Book Review: ‘Power Failure: The Rise and Fall of an American Icon’ by William D. Cohan

General Electric CEO Jack Welch in New York, 2000. (Photo by Chris Hondros/Newsmakers)

I have a pet theory about what’s really wrong with these United States: too many banks. Or, more precisely, too many bankers at too many institutions that aren’t banks but act like banks, abandoning their core missions to concentrate on banking or banking-adjacent activities. 

American Airlines stinks on ice in part because it isn’t really an airline at all—it is a credit-card company that owns some airplanes. While those planes may fail to take off or land on time 19 times out of 20, you can be sure that 27 times out of 20 the flight crew will turn up the volume on the loudspeakers and try to sell passengers some credit cards.
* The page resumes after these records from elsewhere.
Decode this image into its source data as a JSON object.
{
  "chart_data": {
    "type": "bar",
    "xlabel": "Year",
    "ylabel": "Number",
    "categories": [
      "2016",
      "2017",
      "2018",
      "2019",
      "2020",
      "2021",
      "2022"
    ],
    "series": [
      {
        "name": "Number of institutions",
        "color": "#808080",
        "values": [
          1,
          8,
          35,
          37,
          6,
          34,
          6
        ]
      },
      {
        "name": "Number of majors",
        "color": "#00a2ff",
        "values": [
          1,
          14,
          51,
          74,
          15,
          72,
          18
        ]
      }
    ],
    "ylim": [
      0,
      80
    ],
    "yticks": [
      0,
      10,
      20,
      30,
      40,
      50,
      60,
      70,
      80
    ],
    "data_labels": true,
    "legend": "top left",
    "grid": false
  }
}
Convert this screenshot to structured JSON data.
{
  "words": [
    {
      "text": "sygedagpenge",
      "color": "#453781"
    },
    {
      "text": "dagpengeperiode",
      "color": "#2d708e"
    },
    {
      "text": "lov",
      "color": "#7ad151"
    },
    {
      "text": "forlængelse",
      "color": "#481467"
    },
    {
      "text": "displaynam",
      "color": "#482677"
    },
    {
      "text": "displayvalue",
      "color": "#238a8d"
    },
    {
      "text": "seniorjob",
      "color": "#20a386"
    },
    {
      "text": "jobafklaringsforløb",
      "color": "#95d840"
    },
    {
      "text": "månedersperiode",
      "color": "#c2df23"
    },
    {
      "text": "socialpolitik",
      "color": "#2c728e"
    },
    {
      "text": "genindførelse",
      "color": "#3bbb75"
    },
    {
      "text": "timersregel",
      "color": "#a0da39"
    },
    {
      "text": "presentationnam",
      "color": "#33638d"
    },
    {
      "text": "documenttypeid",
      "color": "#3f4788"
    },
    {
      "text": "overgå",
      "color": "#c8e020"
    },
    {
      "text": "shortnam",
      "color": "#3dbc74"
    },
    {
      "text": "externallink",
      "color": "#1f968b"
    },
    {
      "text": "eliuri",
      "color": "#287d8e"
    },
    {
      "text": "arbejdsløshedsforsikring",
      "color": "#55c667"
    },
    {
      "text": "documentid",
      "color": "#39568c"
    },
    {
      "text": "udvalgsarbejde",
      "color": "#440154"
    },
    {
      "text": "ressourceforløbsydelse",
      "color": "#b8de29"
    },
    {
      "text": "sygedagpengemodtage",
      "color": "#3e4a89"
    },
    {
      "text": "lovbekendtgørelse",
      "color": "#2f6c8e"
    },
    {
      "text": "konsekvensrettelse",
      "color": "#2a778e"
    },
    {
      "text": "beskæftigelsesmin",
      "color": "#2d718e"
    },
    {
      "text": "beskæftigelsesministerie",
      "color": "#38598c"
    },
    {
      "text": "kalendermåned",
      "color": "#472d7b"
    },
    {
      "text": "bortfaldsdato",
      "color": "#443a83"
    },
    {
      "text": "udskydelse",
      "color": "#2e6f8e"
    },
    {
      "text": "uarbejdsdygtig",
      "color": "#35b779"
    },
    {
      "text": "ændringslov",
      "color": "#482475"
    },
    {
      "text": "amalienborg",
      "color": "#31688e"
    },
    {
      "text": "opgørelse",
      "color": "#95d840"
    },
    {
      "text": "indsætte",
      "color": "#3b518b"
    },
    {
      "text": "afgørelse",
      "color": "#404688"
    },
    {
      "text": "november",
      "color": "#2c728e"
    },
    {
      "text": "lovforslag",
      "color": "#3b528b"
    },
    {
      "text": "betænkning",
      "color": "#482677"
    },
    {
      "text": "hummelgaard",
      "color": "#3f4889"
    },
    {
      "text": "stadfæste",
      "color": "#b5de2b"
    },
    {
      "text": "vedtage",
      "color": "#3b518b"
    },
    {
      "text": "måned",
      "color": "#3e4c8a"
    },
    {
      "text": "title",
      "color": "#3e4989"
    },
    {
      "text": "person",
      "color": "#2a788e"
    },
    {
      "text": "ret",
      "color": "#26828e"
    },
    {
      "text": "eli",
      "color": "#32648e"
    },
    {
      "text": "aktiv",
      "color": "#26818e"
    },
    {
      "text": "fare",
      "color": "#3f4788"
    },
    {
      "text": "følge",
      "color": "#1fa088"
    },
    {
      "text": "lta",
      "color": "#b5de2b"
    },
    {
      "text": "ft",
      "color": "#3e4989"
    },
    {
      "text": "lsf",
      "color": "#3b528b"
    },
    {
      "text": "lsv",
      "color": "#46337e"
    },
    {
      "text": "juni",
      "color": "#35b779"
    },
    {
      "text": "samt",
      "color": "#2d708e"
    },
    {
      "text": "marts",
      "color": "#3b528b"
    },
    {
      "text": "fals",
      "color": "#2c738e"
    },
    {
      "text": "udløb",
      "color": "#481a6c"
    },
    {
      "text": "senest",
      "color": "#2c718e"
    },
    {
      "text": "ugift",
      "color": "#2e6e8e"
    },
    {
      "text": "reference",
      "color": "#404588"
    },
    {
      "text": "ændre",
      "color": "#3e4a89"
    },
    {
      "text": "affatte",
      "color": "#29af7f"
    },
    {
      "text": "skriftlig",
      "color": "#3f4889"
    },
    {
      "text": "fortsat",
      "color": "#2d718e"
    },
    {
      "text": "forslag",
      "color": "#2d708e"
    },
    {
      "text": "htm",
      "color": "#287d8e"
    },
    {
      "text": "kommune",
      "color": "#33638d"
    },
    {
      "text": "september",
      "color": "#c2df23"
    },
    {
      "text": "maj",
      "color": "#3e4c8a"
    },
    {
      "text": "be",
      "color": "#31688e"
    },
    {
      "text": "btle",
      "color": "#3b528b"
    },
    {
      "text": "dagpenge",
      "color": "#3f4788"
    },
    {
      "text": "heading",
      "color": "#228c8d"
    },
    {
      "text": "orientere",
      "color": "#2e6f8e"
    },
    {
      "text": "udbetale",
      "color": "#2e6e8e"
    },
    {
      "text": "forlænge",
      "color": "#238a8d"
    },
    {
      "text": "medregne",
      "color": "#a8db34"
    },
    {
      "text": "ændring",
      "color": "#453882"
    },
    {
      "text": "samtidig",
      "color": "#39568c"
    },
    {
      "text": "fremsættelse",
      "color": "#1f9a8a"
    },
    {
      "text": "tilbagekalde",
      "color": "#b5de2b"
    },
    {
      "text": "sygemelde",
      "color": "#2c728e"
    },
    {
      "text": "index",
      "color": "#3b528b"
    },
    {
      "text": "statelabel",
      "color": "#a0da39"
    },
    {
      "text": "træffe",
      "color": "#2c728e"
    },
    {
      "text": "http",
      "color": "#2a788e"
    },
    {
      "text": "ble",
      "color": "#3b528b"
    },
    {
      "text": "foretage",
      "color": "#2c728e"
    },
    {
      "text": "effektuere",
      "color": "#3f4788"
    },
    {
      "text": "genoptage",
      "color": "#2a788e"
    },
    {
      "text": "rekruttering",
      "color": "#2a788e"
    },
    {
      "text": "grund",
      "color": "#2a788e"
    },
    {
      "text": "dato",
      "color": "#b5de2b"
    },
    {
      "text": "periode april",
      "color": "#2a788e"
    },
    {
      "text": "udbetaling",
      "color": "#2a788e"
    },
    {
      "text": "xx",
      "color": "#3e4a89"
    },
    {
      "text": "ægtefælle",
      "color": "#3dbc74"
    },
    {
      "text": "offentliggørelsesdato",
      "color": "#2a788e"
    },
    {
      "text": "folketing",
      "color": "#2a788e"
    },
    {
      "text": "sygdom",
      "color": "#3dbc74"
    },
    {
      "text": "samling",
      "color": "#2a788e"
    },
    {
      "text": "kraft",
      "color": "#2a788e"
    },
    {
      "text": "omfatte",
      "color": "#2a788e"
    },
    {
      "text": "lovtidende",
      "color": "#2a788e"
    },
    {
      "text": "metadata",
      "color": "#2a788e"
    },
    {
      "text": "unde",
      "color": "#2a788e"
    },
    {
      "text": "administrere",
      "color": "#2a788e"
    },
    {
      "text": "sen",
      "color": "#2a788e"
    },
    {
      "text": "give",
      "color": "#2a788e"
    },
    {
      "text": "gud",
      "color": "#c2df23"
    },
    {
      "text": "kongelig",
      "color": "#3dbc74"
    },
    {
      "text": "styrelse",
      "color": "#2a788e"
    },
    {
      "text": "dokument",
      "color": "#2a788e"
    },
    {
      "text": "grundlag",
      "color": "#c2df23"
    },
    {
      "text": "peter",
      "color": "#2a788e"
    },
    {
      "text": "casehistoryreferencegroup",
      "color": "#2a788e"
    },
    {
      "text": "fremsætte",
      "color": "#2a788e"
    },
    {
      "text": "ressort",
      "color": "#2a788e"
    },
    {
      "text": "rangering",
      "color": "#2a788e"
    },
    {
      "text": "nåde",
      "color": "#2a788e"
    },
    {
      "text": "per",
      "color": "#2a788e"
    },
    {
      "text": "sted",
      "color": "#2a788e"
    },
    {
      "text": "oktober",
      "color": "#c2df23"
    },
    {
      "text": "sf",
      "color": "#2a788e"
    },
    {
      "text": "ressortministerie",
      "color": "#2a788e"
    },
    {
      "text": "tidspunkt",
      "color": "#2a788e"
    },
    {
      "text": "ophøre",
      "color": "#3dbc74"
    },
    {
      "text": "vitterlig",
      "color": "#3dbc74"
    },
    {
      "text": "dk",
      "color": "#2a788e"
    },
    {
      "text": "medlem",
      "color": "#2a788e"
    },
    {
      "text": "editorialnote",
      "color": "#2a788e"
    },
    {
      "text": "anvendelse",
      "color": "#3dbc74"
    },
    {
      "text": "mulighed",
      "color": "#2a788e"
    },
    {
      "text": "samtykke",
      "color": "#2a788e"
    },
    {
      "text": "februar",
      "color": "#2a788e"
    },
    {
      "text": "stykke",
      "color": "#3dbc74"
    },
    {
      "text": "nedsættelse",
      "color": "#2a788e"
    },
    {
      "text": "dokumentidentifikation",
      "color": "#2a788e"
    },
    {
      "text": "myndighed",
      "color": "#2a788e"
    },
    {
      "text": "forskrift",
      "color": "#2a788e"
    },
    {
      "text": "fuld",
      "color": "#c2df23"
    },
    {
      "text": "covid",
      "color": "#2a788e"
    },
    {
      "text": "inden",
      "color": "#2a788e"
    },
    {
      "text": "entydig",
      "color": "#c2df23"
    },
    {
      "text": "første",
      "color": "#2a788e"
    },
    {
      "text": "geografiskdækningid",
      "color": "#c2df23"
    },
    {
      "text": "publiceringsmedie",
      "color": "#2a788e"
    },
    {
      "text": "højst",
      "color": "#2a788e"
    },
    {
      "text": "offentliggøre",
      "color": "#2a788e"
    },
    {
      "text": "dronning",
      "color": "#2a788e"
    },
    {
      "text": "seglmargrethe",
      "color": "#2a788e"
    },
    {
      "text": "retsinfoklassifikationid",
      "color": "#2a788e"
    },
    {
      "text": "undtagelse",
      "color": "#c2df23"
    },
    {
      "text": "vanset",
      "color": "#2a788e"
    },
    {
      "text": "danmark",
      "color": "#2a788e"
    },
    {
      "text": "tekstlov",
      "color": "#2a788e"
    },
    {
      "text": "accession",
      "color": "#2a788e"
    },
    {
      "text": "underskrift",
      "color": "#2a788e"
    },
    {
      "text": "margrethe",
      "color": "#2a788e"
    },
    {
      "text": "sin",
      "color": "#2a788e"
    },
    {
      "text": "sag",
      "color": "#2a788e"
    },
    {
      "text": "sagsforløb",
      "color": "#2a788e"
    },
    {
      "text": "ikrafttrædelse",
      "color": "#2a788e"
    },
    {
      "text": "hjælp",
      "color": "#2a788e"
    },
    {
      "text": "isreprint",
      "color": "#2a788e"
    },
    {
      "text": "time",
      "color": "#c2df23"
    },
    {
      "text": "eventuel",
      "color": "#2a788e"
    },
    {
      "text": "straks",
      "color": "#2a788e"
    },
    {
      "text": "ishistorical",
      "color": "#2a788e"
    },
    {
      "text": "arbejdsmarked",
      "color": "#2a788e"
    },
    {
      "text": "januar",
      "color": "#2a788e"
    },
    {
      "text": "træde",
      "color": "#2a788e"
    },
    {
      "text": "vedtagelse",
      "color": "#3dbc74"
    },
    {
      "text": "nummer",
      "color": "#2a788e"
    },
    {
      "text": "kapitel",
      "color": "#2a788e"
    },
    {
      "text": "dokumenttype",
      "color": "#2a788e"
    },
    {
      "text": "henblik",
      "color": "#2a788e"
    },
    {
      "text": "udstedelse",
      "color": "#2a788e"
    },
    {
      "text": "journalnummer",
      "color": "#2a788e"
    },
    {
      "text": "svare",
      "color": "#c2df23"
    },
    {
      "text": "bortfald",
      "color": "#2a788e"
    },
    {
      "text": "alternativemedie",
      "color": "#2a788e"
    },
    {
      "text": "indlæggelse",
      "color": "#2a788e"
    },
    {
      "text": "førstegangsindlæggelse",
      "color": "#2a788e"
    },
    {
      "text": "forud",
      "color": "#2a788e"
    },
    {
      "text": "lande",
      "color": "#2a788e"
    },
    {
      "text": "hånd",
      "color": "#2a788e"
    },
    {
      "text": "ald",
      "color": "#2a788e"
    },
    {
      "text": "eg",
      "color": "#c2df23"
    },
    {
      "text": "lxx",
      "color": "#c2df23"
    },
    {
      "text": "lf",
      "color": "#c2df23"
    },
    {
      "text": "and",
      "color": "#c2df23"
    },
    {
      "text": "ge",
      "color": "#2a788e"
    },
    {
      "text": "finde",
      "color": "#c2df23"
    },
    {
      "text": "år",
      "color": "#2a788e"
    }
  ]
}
The U.S. government at its worst is indistinguishable from a bank, trying to pilot society by remote control through subsidized credit for everything from college tuition to so-called green energy.

And then there is the sorry story of General Electric, as told by noted business journalist William D. Cohan in Power Failure: The Rise and Fall of an American Icon. (Cohan’s publishers must have real faith in the book: You’ll notice that the company’s name does not appear in the book title, and its logo appears on the cover only as 18-point shadow text.)

GE—the company that once boasted, “We bring good things to life”—helped bring to market world-changing products from the electric lightbulb to the jet engine. Yet it ended up being a company that mostly played with money through GE Money Bank, a subsidiary of GE Capital. And it did so with a genuinely spectacular level of incompetence.